The JP Morgan breach affected 76 millions households and 7 million small businesses, and hackers made off with names, phone numbers, and addresses (both email and physical). Some 90 servers were broken into, and they deliberately stayed away from accounts in order to avoid, or at least prolong, detection.
At first, there was concern that the attack wasn’t just a case of opportunistic hackers but perhaps something state-sponsored; JP Morgan was one of the financial institutions that had helped enforce sanctions against Russia in the wake of unrest in the Ukraine this past spring/summer. The FBI and the U.S. Secret Service are involved and the company has brought in CrowdStrike, FireEye and Stroz Friedberg, digital forensic investigation firms all with law enforcement ties, to help. Federal investigators now believe that the motive was profit-based and not politically motivated.
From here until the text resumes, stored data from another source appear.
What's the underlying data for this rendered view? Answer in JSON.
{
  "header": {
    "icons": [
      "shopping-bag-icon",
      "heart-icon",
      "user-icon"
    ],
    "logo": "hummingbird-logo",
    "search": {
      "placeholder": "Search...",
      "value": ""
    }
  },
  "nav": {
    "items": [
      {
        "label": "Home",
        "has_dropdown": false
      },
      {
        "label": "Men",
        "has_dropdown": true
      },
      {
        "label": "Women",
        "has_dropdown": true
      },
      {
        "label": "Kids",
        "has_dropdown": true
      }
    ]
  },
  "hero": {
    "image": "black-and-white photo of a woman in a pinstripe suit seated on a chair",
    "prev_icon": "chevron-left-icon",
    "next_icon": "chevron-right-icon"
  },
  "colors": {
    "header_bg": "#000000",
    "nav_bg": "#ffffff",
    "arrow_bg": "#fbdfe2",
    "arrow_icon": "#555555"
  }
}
While no financial details were taken, security experts say what they took is useful for phishing attacks which may have been the goal all along. Since the breach, over 150,000 emails and 2,000 SMS messages were sent out to JP Morgan customers after the breach, asking the recipient for login credentials and attempting to install a Trojan onto their computer.
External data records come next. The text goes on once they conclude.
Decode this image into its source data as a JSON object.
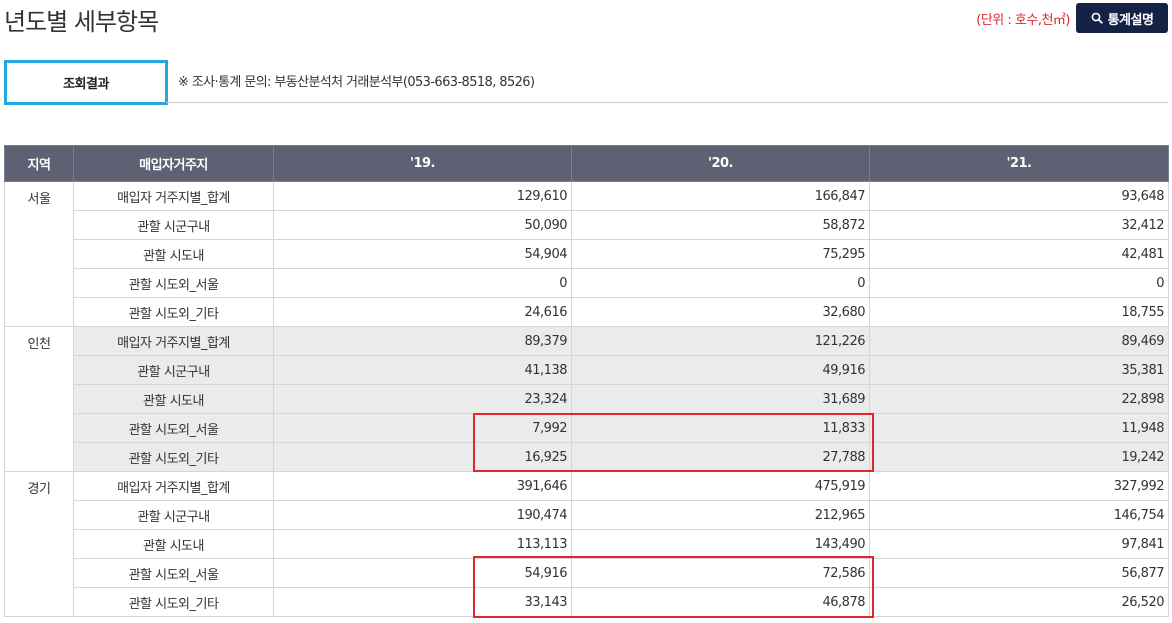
{
  "page": {
    "title": "년도별 세부항목",
    "unit_note": "(단위 : 호수,천㎡)",
    "stats_button_label": "통계설명",
    "result_tab_label": "조회결과",
    "inquiry_text": "※ 조사·통계 문의: 부동산분석처 거래분석부(053-663-8518, 8526)"
  },
  "colors": {
    "header_bg": "#5d6173",
    "button_bg": "#152245",
    "tab_border": "#23a7e0",
    "highlight": "#e3262c",
    "unit_note": "#e0262c"
  },
  "table": {
    "headers": [
      "지역",
      "매입자거주지",
      "'19.",
      "'20.",
      "'21."
    ],
    "groups": [
      {
        "region": "서울",
        "shaded": false,
        "rows": [
          {
            "item": "매입자 거주지별_합계",
            "values": [
              "129,610",
              "166,847",
              "93,648"
            ]
          },
          {
            "item": "관할 시군구내",
            "values": [
              "50,090",
              "58,872",
              "32,412"
            ]
          },
          {
            "item": "관할 시도내",
            "values": [
              "54,904",
              "75,295",
              "42,481"
            ]
          },
          {
            "item": "관할 시도외_서울",
            "values": [
              "0",
              "0",
              "0"
            ]
          },
          {
            "item": "관할 시도외_기타",
            "values": [
              "24,616",
              "32,680",
              "18,755"
            ]
          }
        ]
      },
      {
        "region": "인천",
        "shaded": true,
        "rows": [
          {
            "item": "매입자 거주지별_합계",
            "values": [
              "89,379",
              "121,226",
              "89,469"
            ]
          },
          {
            "item": "관할 시군구내",
            "values": [
              "41,138",
              "49,916",
              "35,381"
            ]
          },
          {
            "item": "관할 시도내",
            "values": [
              "23,324",
              "31,689",
              "22,898"
            ]
          },
          {
            "item": "관할 시도외_서울",
            "values": [
              "7,992",
              "11,833",
              "11,948"
            ]
          },
          {
            "item": "관할 시도외_기타",
            "values": [
              "16,925",
              "27,788",
              "19,242"
            ]
          }
        ]
      },
      {
        "region": "경기",
        "shaded": false,
        "rows": [
          {
            "item": "매입자 거주지별_합계",
            "values": [
              "391,646",
              "475,919",
              "327,992"
            ]
          },
          {
            "item": "관할 시군구내",
            "values": [
              "190,474",
              "212,965",
              "146,754"
            ]
          },
          {
            "item": "관할 시도내",
            "values": [
              "113,113",
              "143,490",
              "97,841"
            ]
          },
          {
            "item": "관할 시도외_서울",
            "values": [
              "54,916",
              "72,586",
              "56,877"
            ]
          },
          {
            "item": "관할 시도외_기타",
            "values": [
              "33,143",
              "46,878",
              "26,520"
            ]
          }
        ]
      }
    ]
  }
}
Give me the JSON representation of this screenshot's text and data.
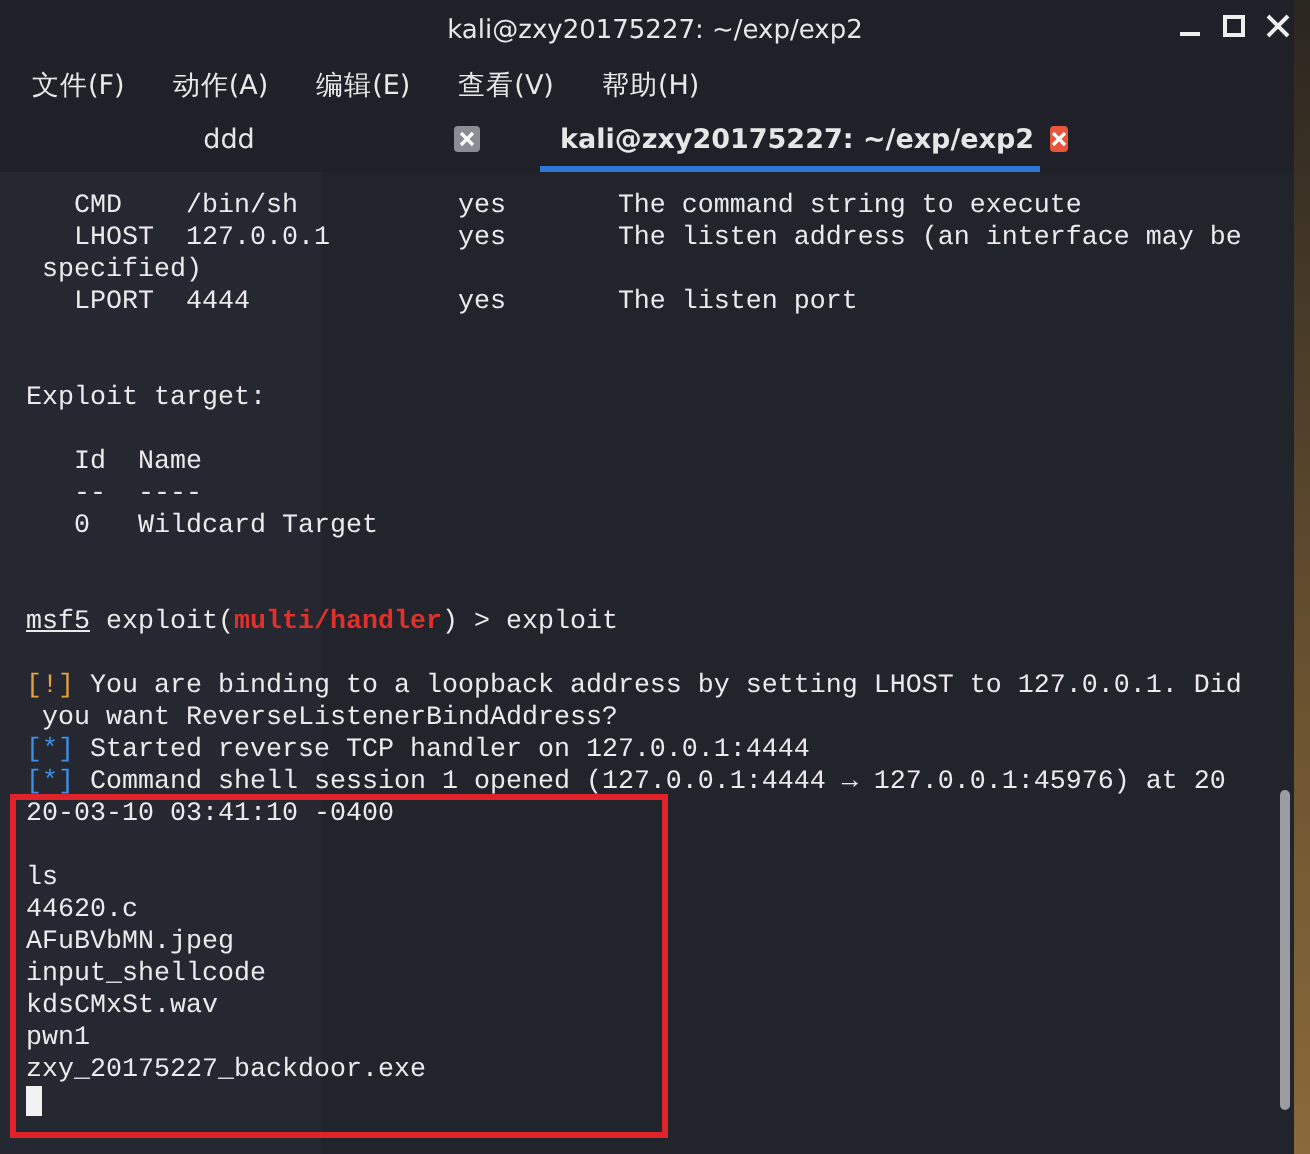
{
  "window": {
    "title": "kali@zxy20175227: ~/exp/exp2"
  },
  "menu": [
    "文件(F)",
    "动作(A)",
    "编辑(E)",
    "查看(V)",
    "帮助(H)"
  ],
  "tabs": [
    {
      "label": "ddd",
      "selected": false
    },
    {
      "label": "kali@zxy20175227: ~/exp/exp2",
      "selected": true
    }
  ],
  "terminal": {
    "lines": [
      {
        "kind": "text",
        "segments": [
          {
            "kind": "plain",
            "text": "   CMD    /bin/sh          yes       The command string to execute"
          }
        ]
      },
      {
        "kind": "text",
        "segments": [
          {
            "kind": "plain",
            "text": "   LHOST  127.0.0.1        yes       The listen address (an interface may be"
          }
        ]
      },
      {
        "kind": "text",
        "segments": [
          {
            "kind": "plain",
            "text": " specified)"
          }
        ]
      },
      {
        "kind": "text",
        "segments": [
          {
            "kind": "plain",
            "text": "   LPORT  4444             yes       The listen port"
          }
        ]
      },
      {
        "kind": "blank"
      },
      {
        "kind": "blank"
      },
      {
        "kind": "text",
        "segments": [
          {
            "kind": "plain",
            "text": "Exploit target:"
          }
        ]
      },
      {
        "kind": "blank"
      },
      {
        "kind": "text",
        "segments": [
          {
            "kind": "plain",
            "text": "   Id  Name"
          }
        ]
      },
      {
        "kind": "text",
        "segments": [
          {
            "kind": "plain",
            "text": "   --  ----"
          }
        ]
      },
      {
        "kind": "text",
        "segments": [
          {
            "kind": "plain",
            "text": "   0   Wildcard Target"
          }
        ]
      },
      {
        "kind": "blank"
      },
      {
        "kind": "blank"
      },
      {
        "kind": "text",
        "segments": [
          {
            "kind": "prompt",
            "text": "msf5"
          },
          {
            "kind": "plain",
            "text": " exploit("
          },
          {
            "kind": "module",
            "text": "multi/handler"
          },
          {
            "kind": "plain",
            "text": ") > exploit"
          }
        ]
      },
      {
        "kind": "blank"
      },
      {
        "kind": "text",
        "segments": [
          {
            "kind": "warning",
            "text": "[!]"
          },
          {
            "kind": "plain",
            "text": " You are binding to a loopback address by setting LHOST to 127.0.0.1. Did"
          }
        ]
      },
      {
        "kind": "text",
        "segments": [
          {
            "kind": "plain",
            "text": " you want ReverseListenerBindAddress?"
          }
        ]
      },
      {
        "kind": "text",
        "segments": [
          {
            "kind": "info",
            "text": "[*]"
          },
          {
            "kind": "plain",
            "text": " Started reverse TCP handler on 127.0.0.1:4444"
          }
        ]
      },
      {
        "kind": "text",
        "segments": [
          {
            "kind": "info",
            "text": "[*]"
          },
          {
            "kind": "plain",
            "text": " Command shell session 1 opened (127.0.0.1:4444 → 127.0.0.1:45976) at 20"
          }
        ]
      },
      {
        "kind": "text",
        "segments": [
          {
            "kind": "plain",
            "text": "20-03-10 03:41:10 -0400"
          }
        ]
      },
      {
        "kind": "blank"
      },
      {
        "kind": "text",
        "segments": [
          {
            "kind": "plain",
            "text": "ls"
          }
        ]
      },
      {
        "kind": "text",
        "segments": [
          {
            "kind": "plain",
            "text": "44620.c"
          }
        ]
      },
      {
        "kind": "text",
        "segments": [
          {
            "kind": "plain",
            "text": "AFuBVbMN.jpeg"
          }
        ]
      },
      {
        "kind": "text",
        "segments": [
          {
            "kind": "plain",
            "text": "input_shellcode"
          }
        ]
      },
      {
        "kind": "text",
        "segments": [
          {
            "kind": "plain",
            "text": "kdsCMxSt.wav"
          }
        ]
      },
      {
        "kind": "text",
        "segments": [
          {
            "kind": "plain",
            "text": "pwn1"
          }
        ]
      },
      {
        "kind": "text",
        "segments": [
          {
            "kind": "plain",
            "text": "zxy_20175227_backdoor.exe"
          }
        ]
      },
      {
        "kind": "cursor"
      }
    ]
  }
}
There will always be an incentive to steal sensitive information from financial institutions, making breaches like this inevitable. So long as the only barrier to entry for accessing personal bank accounts is merely entering the correct logins or the knowledge-based authentication answer, account takeovers and identity theft will continue to plague customers and make headlines.
The question for banks isn’t just how to stop breaches, it’s how to protect the login without impacting customer experience and mobile access. This is what’s driving the move for a more robust layering of authentication measures – such as requiring login credentials alongside passive, contextual information unique to the user – that in the end makes the low-hanging fruits of username and password of little interest.